In the near-wellbore region (within a distance of two to three times the wellbore diameter), the description of fracture orientation becomes more complicated. The drilling process disturbs the formation’s original stress state, resulting in a minimum principal stress direction that is different from the far field direction. Also, casing perforations and pre-existing micro-fractures may “guide” fracture orientation, at least at the initiation stage. It is important to remember, however, that such disturbances are localized within the vicinity of the wellbore. Once the fracture has extended far enough, the far field stress state dominates its orientation.
Fracture Growth
After breakdown, a portion of the fluid entering the fracture leaks off through the exposed faces of the fracture. The remaining fluid continues to extend the fracture as long as sufficient hydraulic pressure is maintained and the injection rate is greater than the rate at which the injected fluid leaks into the formation. Fracture growth is generally assumed to be confined to a single plane that is perpendicular to the least principal stress. Within this plane, a fracture continues to propagate equally in all directions until it encounters a barrier limiting growth in a particular direction (Figure 2).
Simultaneously with fracture propagation, the fracture’s average width is also expanding. In fact, lateral fracture propagation, fracture height growth and fracture width inflation are competitive processes. The ultimate created fracture geometry depends on how these processes share the injected fluid volume in excess of fluid leakoff.

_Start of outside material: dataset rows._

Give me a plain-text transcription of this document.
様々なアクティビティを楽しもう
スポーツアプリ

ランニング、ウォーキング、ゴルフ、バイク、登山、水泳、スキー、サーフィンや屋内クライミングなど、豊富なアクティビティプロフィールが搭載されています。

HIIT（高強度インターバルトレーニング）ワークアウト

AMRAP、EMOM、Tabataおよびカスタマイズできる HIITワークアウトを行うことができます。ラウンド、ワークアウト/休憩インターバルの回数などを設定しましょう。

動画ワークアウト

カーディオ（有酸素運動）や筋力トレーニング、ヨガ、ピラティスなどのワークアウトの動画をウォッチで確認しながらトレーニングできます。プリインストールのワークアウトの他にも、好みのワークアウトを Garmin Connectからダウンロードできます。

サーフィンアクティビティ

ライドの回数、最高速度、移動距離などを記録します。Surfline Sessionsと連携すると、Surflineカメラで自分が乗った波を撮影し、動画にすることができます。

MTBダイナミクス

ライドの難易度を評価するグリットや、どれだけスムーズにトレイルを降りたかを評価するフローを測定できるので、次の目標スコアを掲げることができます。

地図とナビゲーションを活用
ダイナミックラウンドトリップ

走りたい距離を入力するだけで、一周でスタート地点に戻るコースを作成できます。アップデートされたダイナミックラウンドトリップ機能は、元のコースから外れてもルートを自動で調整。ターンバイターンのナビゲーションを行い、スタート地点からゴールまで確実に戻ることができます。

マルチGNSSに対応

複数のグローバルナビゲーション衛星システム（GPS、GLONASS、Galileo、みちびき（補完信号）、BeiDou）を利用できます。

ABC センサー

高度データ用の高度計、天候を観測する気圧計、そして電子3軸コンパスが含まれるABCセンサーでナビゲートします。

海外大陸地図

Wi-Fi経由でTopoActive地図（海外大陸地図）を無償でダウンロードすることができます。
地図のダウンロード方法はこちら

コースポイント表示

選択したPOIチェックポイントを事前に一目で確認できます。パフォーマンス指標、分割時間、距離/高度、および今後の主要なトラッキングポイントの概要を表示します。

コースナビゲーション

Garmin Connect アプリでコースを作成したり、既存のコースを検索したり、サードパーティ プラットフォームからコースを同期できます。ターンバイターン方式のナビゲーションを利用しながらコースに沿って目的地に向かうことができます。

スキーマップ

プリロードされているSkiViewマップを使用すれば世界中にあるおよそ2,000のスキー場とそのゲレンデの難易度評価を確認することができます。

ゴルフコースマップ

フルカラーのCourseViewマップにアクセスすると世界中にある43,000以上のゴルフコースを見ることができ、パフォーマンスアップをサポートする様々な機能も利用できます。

A fracture growth barrier is anything that limits the extension of a fracture in any direction. Barriers may be:
- Overlying or underlying zones having significantly different properties of elasticity than the zone being fractured
- Rocks having a higher tensile stress, high-stress loadings, or stress loadings in which the least principal stress is in a different direction than at the wellbore
- Rocks having higher fracture gradients, or zones having lower pore pressures
- Slippage planes unique bedding planes having no vertical bonding, in which the adjacent surfaces act almost as if they are lubricated, and which dissipate the dynamic growth energy of a fracture
- Physically intruded solids, such as propping agents
In short, fracture barriers may be combinations of any or all of these factors. Many of these factors are difficult to measure or even estimate. The variation of minimum principal stress from layer to layer is, however, more accessible and is considered to be the main factor controlling height containment and growth.

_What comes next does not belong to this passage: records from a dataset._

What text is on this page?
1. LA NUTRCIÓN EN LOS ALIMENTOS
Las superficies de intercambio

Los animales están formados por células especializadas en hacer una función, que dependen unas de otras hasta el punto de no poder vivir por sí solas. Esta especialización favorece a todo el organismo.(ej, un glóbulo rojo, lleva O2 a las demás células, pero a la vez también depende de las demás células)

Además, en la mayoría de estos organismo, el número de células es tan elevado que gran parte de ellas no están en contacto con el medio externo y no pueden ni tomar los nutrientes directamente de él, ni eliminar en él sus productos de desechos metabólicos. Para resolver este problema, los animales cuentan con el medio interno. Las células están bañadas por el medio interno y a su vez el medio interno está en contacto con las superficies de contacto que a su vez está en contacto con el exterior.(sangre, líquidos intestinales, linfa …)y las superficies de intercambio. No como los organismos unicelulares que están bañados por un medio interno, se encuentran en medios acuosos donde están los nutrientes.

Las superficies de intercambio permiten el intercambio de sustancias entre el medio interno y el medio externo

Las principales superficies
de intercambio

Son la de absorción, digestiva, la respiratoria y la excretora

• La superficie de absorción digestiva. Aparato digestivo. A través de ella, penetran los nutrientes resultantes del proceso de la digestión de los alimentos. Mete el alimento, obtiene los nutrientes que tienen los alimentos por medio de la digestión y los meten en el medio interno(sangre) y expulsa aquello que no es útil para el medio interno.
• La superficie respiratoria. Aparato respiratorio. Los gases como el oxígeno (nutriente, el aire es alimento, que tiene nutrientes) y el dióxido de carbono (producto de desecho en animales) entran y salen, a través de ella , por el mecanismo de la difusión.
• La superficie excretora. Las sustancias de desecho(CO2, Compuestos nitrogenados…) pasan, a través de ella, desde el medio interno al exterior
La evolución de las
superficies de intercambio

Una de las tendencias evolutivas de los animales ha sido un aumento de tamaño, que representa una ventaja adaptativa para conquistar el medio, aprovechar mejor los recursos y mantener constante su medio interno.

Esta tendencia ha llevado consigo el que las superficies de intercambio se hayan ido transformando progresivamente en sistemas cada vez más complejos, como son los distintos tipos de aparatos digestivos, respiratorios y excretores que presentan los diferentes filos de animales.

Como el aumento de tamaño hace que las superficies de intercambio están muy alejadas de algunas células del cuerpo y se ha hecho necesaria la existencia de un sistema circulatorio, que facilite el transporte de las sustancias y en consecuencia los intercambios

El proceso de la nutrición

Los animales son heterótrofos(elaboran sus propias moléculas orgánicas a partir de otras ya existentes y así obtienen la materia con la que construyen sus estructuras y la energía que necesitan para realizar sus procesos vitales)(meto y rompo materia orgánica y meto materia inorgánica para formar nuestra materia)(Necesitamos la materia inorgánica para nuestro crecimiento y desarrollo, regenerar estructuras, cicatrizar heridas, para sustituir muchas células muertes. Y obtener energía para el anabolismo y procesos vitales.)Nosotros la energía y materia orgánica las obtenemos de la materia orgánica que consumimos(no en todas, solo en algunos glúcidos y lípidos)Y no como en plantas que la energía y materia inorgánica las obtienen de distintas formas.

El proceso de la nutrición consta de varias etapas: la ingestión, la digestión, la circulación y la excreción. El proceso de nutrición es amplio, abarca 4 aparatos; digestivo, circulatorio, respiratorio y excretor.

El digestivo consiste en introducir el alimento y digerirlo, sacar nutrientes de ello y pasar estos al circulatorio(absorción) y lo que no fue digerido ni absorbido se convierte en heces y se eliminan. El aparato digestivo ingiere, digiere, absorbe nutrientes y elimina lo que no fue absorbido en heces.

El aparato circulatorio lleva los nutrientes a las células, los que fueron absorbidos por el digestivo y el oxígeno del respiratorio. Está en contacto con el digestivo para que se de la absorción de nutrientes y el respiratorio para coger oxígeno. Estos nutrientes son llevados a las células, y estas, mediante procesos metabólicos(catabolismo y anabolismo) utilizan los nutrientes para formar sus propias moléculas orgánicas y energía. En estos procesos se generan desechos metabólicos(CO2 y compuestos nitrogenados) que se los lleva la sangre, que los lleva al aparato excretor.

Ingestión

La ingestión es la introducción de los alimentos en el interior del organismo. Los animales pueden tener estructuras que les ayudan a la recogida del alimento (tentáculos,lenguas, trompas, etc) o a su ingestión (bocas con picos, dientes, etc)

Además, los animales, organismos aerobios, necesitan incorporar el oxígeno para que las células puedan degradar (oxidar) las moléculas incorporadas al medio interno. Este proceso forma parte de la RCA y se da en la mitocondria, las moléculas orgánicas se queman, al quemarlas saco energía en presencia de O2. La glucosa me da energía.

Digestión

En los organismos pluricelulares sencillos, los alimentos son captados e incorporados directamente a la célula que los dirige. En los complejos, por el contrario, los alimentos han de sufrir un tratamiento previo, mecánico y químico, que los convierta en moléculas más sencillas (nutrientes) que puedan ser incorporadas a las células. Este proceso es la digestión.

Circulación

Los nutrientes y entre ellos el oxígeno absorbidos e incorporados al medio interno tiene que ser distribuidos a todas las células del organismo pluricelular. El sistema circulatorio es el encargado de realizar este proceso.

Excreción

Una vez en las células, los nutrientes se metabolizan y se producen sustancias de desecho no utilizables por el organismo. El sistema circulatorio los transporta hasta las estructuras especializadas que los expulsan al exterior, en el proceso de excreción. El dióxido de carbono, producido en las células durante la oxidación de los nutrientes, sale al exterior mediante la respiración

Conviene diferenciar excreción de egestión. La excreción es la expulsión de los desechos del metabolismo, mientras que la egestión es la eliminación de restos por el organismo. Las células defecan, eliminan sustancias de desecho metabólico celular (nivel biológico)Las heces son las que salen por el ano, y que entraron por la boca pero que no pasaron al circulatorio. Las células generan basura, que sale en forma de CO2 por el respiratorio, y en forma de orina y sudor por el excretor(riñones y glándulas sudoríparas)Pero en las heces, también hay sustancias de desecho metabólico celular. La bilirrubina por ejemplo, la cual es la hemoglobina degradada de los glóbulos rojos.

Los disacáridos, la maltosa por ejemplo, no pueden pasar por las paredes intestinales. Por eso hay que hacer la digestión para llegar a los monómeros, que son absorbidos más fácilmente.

Fractures in Horizontal Wells
In horizontal wells, the orientation of the fracture relative to the wellbore is dependent on wellbore orientation as well as the orientation of the least principal stress (Figure 3).
Fractures can be longitudinal or transverse, and may reorient if the horizontal lateral is not aligned with the least principal stress direction (Figure 4). Typically, well trajectories are oriented to maximize the likelihood of multiple transverse fractures, as this approach maximizes the total volume of reservoir rock affected by the fractures. The total number of fractures, as well as their placement, must be such that interference between fractures is minimized.